According to Hoffman, that leaves you with three main steps to get that job: using network technology, establishing an identity on it and building your connections, and then using that network. Most of us do this naturally without using the buzzwords: we just happen to have friends in our industry or interested in the same kind of work. But how often do you actually reach out and ask if they know of any job openings? As Joshua Klein said at our 2014 Conference, “your network is your most underrated, and most valuable, asset.” Use it!

Read the rest here.

  • Monica

    There is absolutely nothing new about using social connections or business contacts to get jobs. What a bunch of garbage.

  • Alex Dogum

    if one feels like its not working or depleting of desirable results, then you can switch, but I see no reason to categorize either one as archaic or the “new” way to use connections

  • Bartolomeu Lança

    My dad had ~30 jobs in his life, sometimes more than one at the same time, he was born in 1934.

  • n

    I prefer a lower paying job over high-earning job hopping any time. That’s my way to deal with “good, cheap, fast: pick two.” — your milage my vary. However, I make a living from my biz for some 40 years now and this year is the best ever. Maybe I’m just lucky …

  • Jobhuntress

    What do you do when the people you approach (if outside your network and in the company’s network) don’t help? They’re under no obligation to – but you’re stuck right? You can’t get a job at that company because you don’t know anyone there. This network approach can be also be very limiting if you’re trying to change fields.

  • nanarb

    Perhaps it isn’t surprising that a founder of LinkedIn is promoting the networking approach to finding a job. The idea is hardly original as Richard Bolles was making a case for essentially the same approach 40 years ago. Indeed, connections do matter. It’s how I got into software development. However, I think there are many ways to get where you want to go and many factors determine the best approach for you.

  • Ugo Crazy

    This bit right there got me to stop reading : “In the Networked Age, you should look for people with connections to companies you’re interested in, trace the best path from those connections to people who can share useful intelligence, and then ask for introductions to those people.”

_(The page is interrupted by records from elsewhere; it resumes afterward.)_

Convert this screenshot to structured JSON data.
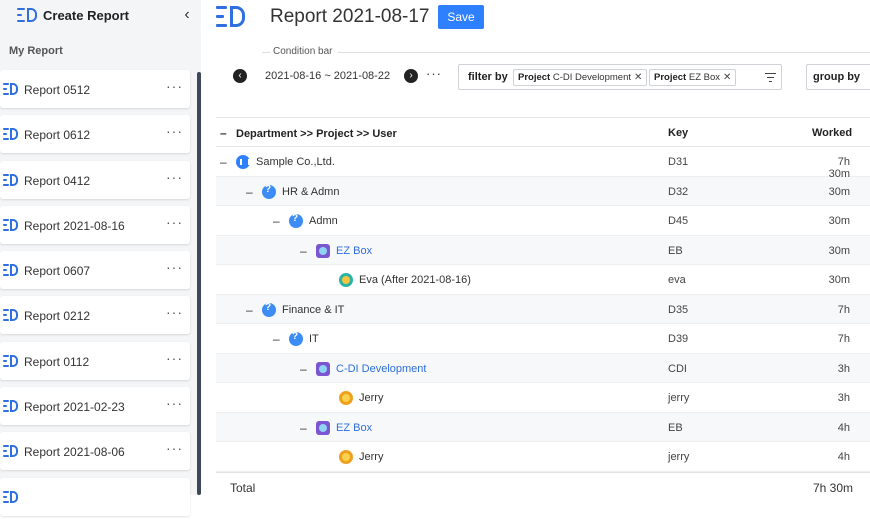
{
  "sidebar": {
    "title": "Create Report",
    "section": "My Report",
    "items": [
      {
        "label": "Report 0512"
      },
      {
        "label": "Report 0612"
      },
      {
        "label": "Report 0412"
      },
      {
        "label": "Report 2021-08-16"
      },
      {
        "label": "Report 0607"
      },
      {
        "label": "Report 0212"
      },
      {
        "label": "Report 0112"
      },
      {
        "label": "Report 2021-02-23"
      },
      {
        "label": "Report 2021-08-06"
      }
    ],
    "more_glyph": "···"
  },
  "header": {
    "title": "Report 2021-08-17",
    "save_label": "Save"
  },
  "condition_bar": {
    "label": "Condition bar",
    "date_range": "2021-08-16 ~ 2021-08-22",
    "more_glyph": "···",
    "filter_label": "filter by",
    "filters": [
      {
        "field": "Project",
        "value": "C-DI Development"
      },
      {
        "field": "Project",
        "value": "EZ Box"
      }
    ],
    "group_label": "group by"
  },
  "table": {
    "header": {
      "name": "Department >> Project >> User",
      "key": "Key",
      "worked": "Worked"
    },
    "rows": [
      {
        "name": "Sample Co.,Ltd.",
        "key": "D31",
        "worked": "7h 30m"
      },
      {
        "name": "HR & Admn",
        "key": "D32",
        "worked": "30m"
      },
      {
        "name": "Admn",
        "key": "D45",
        "worked": "30m"
      },
      {
        "name": "EZ Box",
        "key": "EB",
        "worked": "30m"
      },
      {
        "name": "Eva  (After 2021-08-16)",
        "key": "eva",
        "worked": "30m"
      },
      {
        "name": "Finance & IT",
        "key": "D35",
        "worked": "7h"
      },
      {
        "name": "IT",
        "key": "D39",
        "worked": "7h"
      },
      {
        "name": "C-DI Development",
        "key": "CDI",
        "worked": "3h"
      },
      {
        "name": "Jerry",
        "key": "jerry",
        "worked": "3h"
      },
      {
        "name": "EZ Box",
        "key": "EB",
        "worked": "4h"
      },
      {
        "name": "Jerry",
        "key": "jerry",
        "worked": "4h"
      }
    ],
    "total": {
      "label": "Total",
      "worked": "7h 30m"
    }
  },
  "colors": {
    "accent": "#2f80ff",
    "link": "#2f6fe0"
  }
}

    Thats basically an ad for linked in. it describes the EXACT path linked in uses. 1. check the company; 2. who do you know that knows someone there 3. get introduced (there even a handy button just for that specific task, nifty.)
    I don’t mean to disregard the _idea_ but it’s hardly news, as others pointed out. I’ve been working for little over 15 years and I only relied on my network.
    So is my method archaic ? Nope, it’s works even if the ISP is down 😀

  • B. Hunter

    I too noticed a striking similarity to the LinkedIn model, which has always bothered me for a variety of reasons. What if you were raised to be self-reliant and not constantly ask favors of others? If you’re perhaps a bit shy, and again, uncomfortable asking for help from relative strangers, pretty much out of the blue? Perhaps all of your trusted friends/former classmates work outside your industry and generally have little understanding of what you do anyway; when you talk to them about what you want to do and how you are looking for new opportunities they are understanding, but have no advice. The whole model of what feels like constantly needing to approach people with ones hand out feels unseemly. I think back to an alumni social event years ago when a classmate was walking around asking everybody if they were an “angel investor.” It was abrasive and annoying. I have a phrase for people who come to me only because they want something from me: “people I don’t feel inclined to associate with.” Clearly I’m professionally doomed.